I would expect the Church to point out that we have abandoned our former ways of meetings wants and needs largely though local, even homegrown means. Now we buy everything at Mal-Wart. We don't eat homemade bread, we eat Pop-Tarts. We don't walk to work, we drive our SUV's. And in doing so we support a small group of people who make lots of money selling us what we used to do for ourselves in our own communities. This way of life is not only very insecure and unjust but requires incredible amounts of energy, which comes to us mainly in the form of fossil fuels; most notably petroleum. Petroleum production peaked worldwide in July of 2006. Less oil will be available to us each year from now until forever. Two thirds of the oil that is still in the ground lies under the sands of the Middle East. There is little wonder why we attacked Iraq without real cause. It is a shame that the American business interests mentioned above mean to keep us consuming, or as John Michael Greer recently put it, “turning resources into pollution”, as fast as possible until those resources are gone because that is how those in power acquire wealth. But it is our shame that we continue to let them.
It really doesn’t even have to be about our over consumptive culture supporting an empire driven to war. Our consumption, our greed and gluttony themselves should be enough to turn our Christian stomachs. I know of another bumper sticker on the car of a Christian friend that says, 'Live Simply So That Other May Simply Live,' and I want to ask her why not give up the car itself? Sell it and use the money to help others “simply live.” Why not walk? Why not bike? Why not abandon the idea that more, bigger, faster is an appropriate national mantra? Why not reject the idea that stuff is more important than people? Why not imagine a better American dream? Why not step outside of a culture that has replaced its citizens with consumers? Doing so would not only be in keeping with the teachings of Christ. It would also make us healthier, happier and a better nation- truly evangelical and patriotic ideas!
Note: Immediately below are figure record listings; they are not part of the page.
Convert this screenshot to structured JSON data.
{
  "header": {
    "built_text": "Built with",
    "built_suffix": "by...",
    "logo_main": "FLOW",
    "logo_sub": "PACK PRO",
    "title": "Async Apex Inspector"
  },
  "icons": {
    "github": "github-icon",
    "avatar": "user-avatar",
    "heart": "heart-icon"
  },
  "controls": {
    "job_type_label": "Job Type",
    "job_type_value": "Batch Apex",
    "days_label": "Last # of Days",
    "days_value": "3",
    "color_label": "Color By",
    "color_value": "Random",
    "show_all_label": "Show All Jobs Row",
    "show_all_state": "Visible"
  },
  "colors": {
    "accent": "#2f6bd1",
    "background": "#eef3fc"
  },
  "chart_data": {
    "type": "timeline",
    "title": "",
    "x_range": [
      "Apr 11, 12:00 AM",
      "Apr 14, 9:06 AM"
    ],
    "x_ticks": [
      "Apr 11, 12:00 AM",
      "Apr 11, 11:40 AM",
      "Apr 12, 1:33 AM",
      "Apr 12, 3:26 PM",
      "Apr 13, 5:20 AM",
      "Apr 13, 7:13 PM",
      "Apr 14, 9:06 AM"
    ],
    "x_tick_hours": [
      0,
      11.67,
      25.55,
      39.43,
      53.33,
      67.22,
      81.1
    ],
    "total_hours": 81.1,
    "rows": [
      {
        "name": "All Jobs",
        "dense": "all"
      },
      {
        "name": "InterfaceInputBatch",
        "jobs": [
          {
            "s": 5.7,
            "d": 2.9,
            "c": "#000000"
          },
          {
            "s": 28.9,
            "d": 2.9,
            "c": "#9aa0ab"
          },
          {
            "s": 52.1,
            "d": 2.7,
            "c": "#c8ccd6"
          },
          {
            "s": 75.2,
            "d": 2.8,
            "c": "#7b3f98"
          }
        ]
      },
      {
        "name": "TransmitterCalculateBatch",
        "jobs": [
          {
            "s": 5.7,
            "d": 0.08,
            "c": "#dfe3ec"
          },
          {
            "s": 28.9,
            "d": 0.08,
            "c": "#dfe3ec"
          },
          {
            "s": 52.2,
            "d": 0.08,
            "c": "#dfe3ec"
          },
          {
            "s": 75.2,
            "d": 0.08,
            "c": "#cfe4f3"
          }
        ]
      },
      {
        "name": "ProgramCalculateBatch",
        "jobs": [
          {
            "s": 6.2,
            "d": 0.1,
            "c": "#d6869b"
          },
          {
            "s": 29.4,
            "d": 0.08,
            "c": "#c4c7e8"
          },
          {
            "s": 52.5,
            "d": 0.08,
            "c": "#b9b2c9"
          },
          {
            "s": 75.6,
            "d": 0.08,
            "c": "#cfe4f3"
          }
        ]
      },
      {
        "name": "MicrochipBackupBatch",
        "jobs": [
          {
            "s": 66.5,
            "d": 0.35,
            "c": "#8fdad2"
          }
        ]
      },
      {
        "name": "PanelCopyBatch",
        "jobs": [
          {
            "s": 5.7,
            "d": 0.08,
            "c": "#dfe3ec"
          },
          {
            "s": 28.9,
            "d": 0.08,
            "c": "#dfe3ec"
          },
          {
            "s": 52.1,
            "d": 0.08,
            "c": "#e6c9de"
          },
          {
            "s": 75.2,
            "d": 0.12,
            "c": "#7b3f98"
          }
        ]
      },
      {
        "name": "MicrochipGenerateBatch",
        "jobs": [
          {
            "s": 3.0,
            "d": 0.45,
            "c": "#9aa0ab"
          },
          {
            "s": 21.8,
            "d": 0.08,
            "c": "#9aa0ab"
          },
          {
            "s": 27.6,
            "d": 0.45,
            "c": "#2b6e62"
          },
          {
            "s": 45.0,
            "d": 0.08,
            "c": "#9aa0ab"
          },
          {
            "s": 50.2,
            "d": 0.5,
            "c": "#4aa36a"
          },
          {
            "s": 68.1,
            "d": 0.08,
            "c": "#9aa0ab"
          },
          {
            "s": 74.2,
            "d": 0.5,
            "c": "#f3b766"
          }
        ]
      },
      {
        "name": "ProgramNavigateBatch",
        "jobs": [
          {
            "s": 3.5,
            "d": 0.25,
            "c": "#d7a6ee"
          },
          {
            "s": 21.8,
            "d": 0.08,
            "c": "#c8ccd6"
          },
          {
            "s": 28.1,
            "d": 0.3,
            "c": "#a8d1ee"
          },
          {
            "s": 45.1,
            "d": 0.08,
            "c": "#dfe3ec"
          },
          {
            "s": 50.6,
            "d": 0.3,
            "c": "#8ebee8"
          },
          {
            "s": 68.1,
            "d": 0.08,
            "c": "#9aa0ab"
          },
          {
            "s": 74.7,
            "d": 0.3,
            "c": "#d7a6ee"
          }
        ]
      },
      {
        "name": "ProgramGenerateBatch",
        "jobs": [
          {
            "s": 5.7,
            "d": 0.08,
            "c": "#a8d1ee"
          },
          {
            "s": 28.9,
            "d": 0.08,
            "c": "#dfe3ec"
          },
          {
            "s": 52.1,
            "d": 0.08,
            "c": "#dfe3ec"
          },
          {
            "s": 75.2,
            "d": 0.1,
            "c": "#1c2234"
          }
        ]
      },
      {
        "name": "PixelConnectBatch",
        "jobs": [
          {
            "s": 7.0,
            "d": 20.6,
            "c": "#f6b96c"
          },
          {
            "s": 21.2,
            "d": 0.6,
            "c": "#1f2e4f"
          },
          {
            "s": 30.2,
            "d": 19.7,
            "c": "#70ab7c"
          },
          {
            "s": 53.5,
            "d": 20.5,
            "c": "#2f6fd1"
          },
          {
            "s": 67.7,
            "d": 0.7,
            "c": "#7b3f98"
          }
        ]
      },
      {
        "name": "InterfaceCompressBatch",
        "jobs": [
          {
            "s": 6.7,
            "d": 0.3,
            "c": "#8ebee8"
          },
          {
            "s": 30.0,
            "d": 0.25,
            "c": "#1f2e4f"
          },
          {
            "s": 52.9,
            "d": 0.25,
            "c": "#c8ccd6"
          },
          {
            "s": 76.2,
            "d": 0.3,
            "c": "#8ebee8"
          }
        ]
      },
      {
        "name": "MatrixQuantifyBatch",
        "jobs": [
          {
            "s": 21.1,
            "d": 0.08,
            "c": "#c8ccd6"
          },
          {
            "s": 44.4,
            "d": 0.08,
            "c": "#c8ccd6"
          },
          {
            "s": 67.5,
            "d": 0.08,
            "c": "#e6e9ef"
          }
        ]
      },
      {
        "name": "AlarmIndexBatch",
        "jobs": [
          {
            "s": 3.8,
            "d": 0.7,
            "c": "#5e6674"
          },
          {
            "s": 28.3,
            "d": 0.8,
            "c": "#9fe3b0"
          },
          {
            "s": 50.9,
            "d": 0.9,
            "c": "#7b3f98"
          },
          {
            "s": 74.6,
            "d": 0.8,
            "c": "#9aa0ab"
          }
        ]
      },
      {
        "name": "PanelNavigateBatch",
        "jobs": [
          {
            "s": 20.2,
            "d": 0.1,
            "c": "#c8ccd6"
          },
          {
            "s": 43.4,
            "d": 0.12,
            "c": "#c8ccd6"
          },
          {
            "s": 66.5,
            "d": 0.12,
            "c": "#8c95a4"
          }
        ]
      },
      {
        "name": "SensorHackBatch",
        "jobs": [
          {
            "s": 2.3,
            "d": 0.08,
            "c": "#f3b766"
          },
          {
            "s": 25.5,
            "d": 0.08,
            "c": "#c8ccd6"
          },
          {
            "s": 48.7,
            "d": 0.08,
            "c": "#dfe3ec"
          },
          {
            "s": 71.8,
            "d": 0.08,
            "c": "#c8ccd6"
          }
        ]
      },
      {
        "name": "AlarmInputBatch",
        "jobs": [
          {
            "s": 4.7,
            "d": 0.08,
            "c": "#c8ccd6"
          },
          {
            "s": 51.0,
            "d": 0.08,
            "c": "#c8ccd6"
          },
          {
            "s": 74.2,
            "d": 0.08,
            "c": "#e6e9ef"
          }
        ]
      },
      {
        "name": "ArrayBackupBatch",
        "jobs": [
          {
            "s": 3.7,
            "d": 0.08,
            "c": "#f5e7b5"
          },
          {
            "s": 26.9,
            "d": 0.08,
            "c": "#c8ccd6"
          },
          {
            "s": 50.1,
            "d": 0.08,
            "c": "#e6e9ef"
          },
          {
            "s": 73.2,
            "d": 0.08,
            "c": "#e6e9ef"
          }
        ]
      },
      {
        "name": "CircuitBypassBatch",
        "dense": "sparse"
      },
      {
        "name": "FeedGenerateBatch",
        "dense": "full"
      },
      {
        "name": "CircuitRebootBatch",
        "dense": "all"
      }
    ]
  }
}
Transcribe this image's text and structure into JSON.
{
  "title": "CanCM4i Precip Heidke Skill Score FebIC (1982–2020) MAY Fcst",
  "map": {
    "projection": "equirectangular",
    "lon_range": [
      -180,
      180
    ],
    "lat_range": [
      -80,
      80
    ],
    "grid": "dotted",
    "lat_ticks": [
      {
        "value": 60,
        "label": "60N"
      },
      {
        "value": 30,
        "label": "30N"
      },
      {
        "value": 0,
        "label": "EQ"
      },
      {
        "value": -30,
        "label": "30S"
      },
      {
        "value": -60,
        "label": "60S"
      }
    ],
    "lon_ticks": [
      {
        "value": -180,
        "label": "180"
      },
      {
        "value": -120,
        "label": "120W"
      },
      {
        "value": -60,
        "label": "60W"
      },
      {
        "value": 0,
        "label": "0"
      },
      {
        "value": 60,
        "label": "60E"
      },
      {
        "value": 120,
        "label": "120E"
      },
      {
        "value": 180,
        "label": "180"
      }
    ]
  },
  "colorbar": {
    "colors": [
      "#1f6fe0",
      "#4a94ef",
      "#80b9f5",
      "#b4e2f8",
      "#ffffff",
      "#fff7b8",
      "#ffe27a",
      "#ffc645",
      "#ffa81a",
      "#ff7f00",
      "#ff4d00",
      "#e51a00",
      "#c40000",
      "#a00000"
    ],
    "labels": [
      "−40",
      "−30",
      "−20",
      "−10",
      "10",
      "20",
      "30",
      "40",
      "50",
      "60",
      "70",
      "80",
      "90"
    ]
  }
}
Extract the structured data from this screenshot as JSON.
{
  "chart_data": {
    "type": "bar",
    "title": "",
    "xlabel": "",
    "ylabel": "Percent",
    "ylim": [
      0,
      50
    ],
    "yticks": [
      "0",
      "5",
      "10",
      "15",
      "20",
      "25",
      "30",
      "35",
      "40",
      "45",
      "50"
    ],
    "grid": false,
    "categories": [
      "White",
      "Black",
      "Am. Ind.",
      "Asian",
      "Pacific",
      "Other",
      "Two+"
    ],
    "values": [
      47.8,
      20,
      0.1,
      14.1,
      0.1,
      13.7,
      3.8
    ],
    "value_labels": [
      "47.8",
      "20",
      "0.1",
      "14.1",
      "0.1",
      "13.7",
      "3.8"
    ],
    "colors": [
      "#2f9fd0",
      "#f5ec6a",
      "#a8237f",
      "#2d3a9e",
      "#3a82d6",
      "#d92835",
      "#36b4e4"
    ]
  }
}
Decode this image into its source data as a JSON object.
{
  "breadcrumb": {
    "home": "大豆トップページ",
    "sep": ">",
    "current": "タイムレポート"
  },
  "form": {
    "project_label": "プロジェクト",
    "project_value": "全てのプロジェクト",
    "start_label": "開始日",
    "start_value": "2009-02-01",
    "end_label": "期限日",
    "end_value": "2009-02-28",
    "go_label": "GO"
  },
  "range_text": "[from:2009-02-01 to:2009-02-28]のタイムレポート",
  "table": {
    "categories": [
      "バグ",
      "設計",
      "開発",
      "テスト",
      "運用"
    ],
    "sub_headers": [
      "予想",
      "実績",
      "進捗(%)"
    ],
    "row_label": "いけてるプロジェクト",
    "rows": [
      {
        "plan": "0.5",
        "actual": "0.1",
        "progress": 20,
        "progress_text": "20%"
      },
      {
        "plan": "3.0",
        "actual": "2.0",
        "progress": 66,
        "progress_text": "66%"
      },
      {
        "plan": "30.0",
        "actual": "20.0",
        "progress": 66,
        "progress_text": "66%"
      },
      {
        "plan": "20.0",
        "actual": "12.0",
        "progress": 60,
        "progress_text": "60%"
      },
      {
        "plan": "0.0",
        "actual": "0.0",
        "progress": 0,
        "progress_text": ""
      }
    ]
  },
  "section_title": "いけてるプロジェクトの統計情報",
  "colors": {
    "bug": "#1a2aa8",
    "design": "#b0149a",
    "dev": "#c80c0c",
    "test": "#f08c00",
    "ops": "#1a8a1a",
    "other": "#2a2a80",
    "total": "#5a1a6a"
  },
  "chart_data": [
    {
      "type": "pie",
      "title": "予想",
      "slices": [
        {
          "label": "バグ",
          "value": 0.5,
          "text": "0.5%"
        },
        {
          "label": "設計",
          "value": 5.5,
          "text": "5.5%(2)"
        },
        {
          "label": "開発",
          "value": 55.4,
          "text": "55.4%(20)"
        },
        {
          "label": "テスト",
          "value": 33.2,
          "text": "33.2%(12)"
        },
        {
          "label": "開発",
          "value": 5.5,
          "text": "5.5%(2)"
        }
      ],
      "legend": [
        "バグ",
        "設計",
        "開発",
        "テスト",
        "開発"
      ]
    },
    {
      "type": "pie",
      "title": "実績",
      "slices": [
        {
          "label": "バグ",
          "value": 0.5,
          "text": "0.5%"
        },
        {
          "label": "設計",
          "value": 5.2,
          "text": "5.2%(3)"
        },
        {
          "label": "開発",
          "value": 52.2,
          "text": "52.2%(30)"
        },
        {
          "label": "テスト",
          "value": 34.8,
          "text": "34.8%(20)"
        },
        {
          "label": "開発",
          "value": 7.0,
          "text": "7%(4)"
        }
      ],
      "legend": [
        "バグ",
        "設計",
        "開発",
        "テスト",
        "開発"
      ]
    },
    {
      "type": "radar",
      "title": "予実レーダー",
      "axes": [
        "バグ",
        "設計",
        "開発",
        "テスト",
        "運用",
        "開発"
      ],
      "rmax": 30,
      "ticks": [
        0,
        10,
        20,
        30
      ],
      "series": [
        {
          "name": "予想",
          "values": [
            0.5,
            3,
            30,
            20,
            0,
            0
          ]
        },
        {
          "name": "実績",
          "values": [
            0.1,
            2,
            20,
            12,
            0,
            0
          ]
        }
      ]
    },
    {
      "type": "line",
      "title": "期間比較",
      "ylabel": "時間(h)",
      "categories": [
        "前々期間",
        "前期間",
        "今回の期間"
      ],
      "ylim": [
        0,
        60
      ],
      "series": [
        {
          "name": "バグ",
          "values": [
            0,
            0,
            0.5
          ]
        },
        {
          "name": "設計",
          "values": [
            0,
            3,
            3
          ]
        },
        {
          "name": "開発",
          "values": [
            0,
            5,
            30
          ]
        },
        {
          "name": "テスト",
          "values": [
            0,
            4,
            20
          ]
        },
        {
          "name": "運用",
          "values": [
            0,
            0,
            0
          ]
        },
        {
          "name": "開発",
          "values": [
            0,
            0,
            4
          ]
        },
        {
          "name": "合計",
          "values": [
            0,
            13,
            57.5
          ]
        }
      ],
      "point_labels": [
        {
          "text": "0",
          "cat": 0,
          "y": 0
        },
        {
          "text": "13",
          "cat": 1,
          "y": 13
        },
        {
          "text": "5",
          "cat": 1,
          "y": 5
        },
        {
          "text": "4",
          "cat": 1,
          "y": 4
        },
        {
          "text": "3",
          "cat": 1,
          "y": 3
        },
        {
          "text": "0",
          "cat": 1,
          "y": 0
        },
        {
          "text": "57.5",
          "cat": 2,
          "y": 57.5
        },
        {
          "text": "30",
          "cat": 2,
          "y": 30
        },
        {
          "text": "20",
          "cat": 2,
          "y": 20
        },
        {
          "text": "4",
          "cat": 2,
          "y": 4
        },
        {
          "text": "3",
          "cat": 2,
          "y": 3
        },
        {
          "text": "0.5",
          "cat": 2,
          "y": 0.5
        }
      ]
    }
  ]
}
Let me end by saying that more than one person has already labeled me a copout because I don’t engage directly with my congregation on these matters or at least find a more peace-friendly church. These are legitimate criticisms of my distance from the church. But anyone who has struggled with faith knows that such efforts are complex. And I wrote this not as an indictment of all Christians. I wrote it because I think my friend raises some good points. I wanted to share them and the fact that at least one disillusioned Christian is missing from the fold because he is dismayed that those of fellow faith are not leading the way back to a life of balance, of simplicity; a way of life that wouldn't require war or the use of so much oil on which the current war is based. I'm looking to the Church and the majority of Americans, who claim Christianity, for leadership on issues of energy and the environment and I am mostly disappointed.